OUTCOME RELIABILITY IN NON-AMBULATORY BOYS/MEN WITH DUCHENNE MUSCULAR DYSTROPHY MUSCLE & NERVE Connolly, A. M., Malkus, E. C., Mendell, J. R., Flanigan, K. M., Miller, J. P., Schierbecker, J. R., Siener, C. A., Golumbek, P. T., Zaidman, C. M., McDonald, C. M., Johnson, L., Nicorici, A., Karachunski, P. I., Day, J. W., Kelecic, J. M., Lowes, L. P., Alfano, L. N., Darras, B. T., Kang, P. B., Quigley, J., Pasternak, A. E., Florence, J. M. 2015; 51 (4): 522-532

Abstract

Background: Therapeutic trials in Duchenne muscular dystrophy (DMD) often exclude non-ambulatory individuals. Here we establish optimal and reliable assessments in a multicenter trial. Methods: Non-ambulatory boys/men with DMD (n=91;16.7± 4.5 years) were assessed by trained clinical evaluators. Feasibility (percentage completing task) and reliability [intra-class correlation coefficients (ICCs) between AM and PM tests] were measured. Results: Forced Vital Capacity (FVC, 100% of subjects) showed a mean 47.8 ± 22% predicted (ICC 0.98).

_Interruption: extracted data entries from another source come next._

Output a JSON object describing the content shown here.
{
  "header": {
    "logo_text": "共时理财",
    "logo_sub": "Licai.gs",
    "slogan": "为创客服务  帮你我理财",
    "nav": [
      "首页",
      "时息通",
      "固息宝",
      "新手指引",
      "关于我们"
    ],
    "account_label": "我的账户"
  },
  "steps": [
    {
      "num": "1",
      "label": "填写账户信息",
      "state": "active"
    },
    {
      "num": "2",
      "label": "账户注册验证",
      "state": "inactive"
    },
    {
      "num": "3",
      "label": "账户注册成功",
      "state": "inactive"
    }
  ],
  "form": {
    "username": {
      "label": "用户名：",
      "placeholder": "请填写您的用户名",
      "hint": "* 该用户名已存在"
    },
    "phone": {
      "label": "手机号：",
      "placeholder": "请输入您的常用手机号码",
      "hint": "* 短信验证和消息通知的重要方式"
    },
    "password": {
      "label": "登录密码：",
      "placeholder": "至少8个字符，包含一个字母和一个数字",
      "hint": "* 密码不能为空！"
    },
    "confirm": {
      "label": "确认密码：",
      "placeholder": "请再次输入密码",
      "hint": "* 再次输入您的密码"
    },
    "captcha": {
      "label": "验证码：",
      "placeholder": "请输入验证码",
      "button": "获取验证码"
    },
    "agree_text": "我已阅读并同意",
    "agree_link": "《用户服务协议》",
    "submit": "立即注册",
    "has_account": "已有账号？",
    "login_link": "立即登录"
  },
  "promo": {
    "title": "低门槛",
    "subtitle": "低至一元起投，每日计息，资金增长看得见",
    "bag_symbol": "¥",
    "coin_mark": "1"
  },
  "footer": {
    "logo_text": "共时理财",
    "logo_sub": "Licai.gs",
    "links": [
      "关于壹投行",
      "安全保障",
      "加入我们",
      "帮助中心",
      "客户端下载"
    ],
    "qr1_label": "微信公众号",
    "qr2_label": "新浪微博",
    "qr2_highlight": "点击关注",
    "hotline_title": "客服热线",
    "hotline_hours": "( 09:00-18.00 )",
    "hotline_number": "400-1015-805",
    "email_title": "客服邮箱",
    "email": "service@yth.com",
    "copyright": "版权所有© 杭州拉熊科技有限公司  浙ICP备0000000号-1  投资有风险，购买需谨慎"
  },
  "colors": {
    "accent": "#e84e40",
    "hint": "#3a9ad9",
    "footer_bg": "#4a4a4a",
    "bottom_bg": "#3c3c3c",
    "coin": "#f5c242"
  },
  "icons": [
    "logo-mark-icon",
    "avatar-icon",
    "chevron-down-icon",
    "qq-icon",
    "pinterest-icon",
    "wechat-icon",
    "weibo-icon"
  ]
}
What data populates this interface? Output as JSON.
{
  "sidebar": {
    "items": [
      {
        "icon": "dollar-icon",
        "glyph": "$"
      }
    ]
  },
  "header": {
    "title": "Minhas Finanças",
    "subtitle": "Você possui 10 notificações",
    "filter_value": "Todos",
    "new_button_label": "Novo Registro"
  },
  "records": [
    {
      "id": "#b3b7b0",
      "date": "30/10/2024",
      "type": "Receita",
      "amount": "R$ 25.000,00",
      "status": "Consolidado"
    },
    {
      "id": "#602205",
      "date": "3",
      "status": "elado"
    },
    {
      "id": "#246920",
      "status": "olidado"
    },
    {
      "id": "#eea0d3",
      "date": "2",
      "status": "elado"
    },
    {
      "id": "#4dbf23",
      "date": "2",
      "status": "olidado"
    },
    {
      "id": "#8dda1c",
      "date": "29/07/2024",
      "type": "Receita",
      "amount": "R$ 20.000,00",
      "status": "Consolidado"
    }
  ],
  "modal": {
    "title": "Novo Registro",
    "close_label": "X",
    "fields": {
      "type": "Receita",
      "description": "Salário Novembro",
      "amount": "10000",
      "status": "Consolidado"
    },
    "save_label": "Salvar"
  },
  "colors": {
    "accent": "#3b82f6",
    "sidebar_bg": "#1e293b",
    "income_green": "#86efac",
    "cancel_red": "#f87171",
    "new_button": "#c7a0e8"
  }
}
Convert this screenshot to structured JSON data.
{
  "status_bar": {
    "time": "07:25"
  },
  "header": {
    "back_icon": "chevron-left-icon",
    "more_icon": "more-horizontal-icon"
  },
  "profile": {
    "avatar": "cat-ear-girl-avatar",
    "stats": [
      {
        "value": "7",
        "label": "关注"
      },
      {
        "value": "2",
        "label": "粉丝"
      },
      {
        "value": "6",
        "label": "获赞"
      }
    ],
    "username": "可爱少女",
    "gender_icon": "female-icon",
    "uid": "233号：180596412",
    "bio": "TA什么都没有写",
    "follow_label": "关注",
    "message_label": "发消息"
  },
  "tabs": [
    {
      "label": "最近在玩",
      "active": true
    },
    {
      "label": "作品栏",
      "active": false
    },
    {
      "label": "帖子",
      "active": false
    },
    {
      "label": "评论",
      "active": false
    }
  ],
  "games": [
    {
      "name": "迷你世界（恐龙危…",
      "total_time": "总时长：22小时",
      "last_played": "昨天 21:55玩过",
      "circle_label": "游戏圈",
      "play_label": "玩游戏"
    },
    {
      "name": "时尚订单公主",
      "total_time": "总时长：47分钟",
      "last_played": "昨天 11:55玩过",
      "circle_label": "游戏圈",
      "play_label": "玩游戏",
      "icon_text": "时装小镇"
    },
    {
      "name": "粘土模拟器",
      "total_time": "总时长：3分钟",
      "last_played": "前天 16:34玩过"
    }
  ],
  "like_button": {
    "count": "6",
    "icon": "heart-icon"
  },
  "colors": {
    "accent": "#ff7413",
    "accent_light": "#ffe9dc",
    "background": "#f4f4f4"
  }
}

Brooke upper extremity functional rating (Brooke) and Egen Klassifikation (EK) scales in 100% of subjects showed ICCs from 0.93-0.99. Manual muscle testing, range of motion, nine-hole peg, and Jebsen-Taylor Hand function testing (JHFT) had variable feasibility (99% to 70%) with ICC also ranging from 0.99 to 0.64. We found beneficial effects of different forms of corticosteroids for Brooke Scale, %predicted FVC, and hand and finger strength. Conclusion: Reliable assessment of non-ambulatory boys/men with DMD is possible. Clinical trials will have to consider corticosteroid use. © 2014 Wiley Periodicals, Inc.